«Ungerechtfertigte Provokation der Gefühle»

SANAA/TEHERAN. Es war gewiss kein Zufall, dass der jemenitische Zweig des Terrornetzwerks Al Qaida gestern die Urheberschaft des Anschlag auf «Charlie Hebdo» beansprucht hat.

Michael Wrase
Drucken

SANAA/TEHERAN. Es war gewiss kein Zufall, dass der jemenitische Zweig des Terrornetzwerks Al Qaida gestern die Urheberschaft des Anschlag auf «Charlie Hebdo» beansprucht hat. Die Bluttat in der Redaktion des Satiremagazins, das gestern mehr als drei Millionen Exemplare mit neuen Mohammed-Karikaturen verkauft hat und nochmals zwei Millionen nachdrucken liess, sei «die Rache für die Beleidigung des Propheten gewesen», verkündete Al Qaida auf der Arabischen Halbinsel in einem Video im Internet. Man habe das Massaker über Jahre geplant und es finanziert.

Propagandist als Drahtzieher

Als Drahtzieher wird der vor vier Jahren von einer US-Drohne getötete Anwar al-Awlaki genannt. Der in den USA geborene Sohn jemenitischer Einwanderer war einer der gefährlichsten Propagandisten der Jihadisten weltweit. Er hatte US-Major Nidal Malik Hassan vor fünf Jahren dazu angestiftet, 13 seiner Kameraden auf der Militärbasis Fort Hood zu töten. Auch der Nigerianer Farouk Abdulmatallab hörte im Internet die hetzerischen Vorträge, ehe er mit dem Versuch scheiterte, mit einer in der Unterhose versteckten Bombe ein amerikanisches Flugzeug in die Luft zu sprengen.

Es ist derweil bekannt, dass auch der Pariser Attentäter Chérif Kouachi ein «Schüler» Awlakis war, sich 2011 in Südjemen von ihm schulen liess. Awlaki gründete zudem das Al-Qaida-Magazin «Inspire», das den ermordeten Chefredaktor von «Charlie Hebdo», Stephane Charbonnier, bereits vor zwei Jahren auf eine «Fahndungsliste» gesetzt hatte.

Erneute Publikation kritisiert

Das Massaker in Paris war von den offiziellen Institutionen in der islamischen Welt verurteilt worden. Nach der erneuten Publikation von Mohammed-Karikaturen durch «Charlie Hebdo» scheint sich jedoch ein Sinneswandel abzuzeichnen. So nannte das ägyptische «Dar al-Iftaa», die oberste religiöse Instanz der Sunniten, die Karikaturen eine «ungerechtfertigte Provokation der Gefühle» von 1,5 Milliarden Moslems. Mit der Publikation werde eine neue Welle des Hasses im Westen in Gang gesetzt. Das «Dar al-Iftaa» wirft «Charlie Hebdo» zudem vor, Bemühungen von Moslems um friedliche Koexistenz und kulturellen Dialog zu verhindern.

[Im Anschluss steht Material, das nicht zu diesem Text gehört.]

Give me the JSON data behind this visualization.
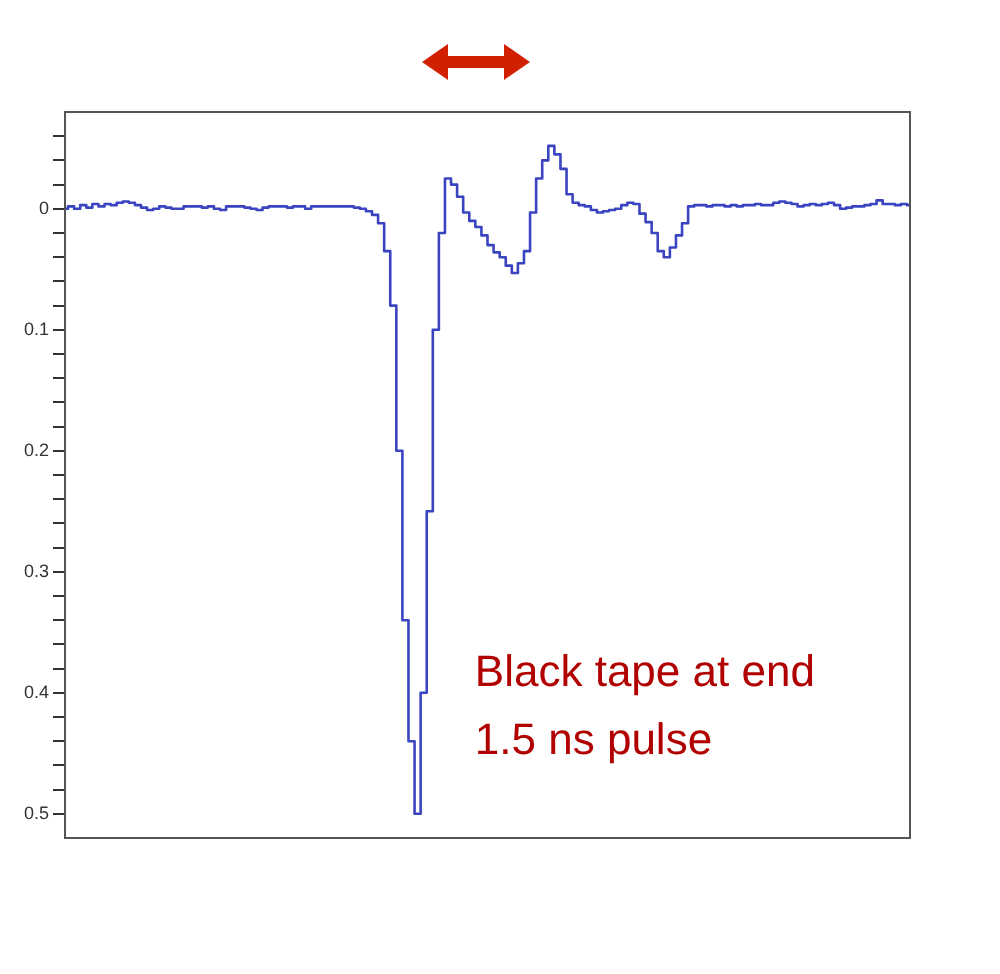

Ähnlich äusserste sich der in Qatar residierende spirituelle Führer der Moslembruderschaft, Youssef al-Karadaoui. Es sei weder «logisch noch weise», neue Zeichnungen des Propheten zu publizieren. Wenn man einig sei, dass die Attentäter nicht den richtigen Islam repräsentierten, könne man nicht Milliarden Moslems mit neuen Zeichnungen brüskieren.

Irans Regierung hält die neuen Karikaturen für eine für Moslems verletzende «provokative Geste». Die Sprecherin des Aussenministeriums warf «Charlie Hebdo» einen Missbrauch der Pressefreiheit vor, den Moslems nicht hinnehmen könnten.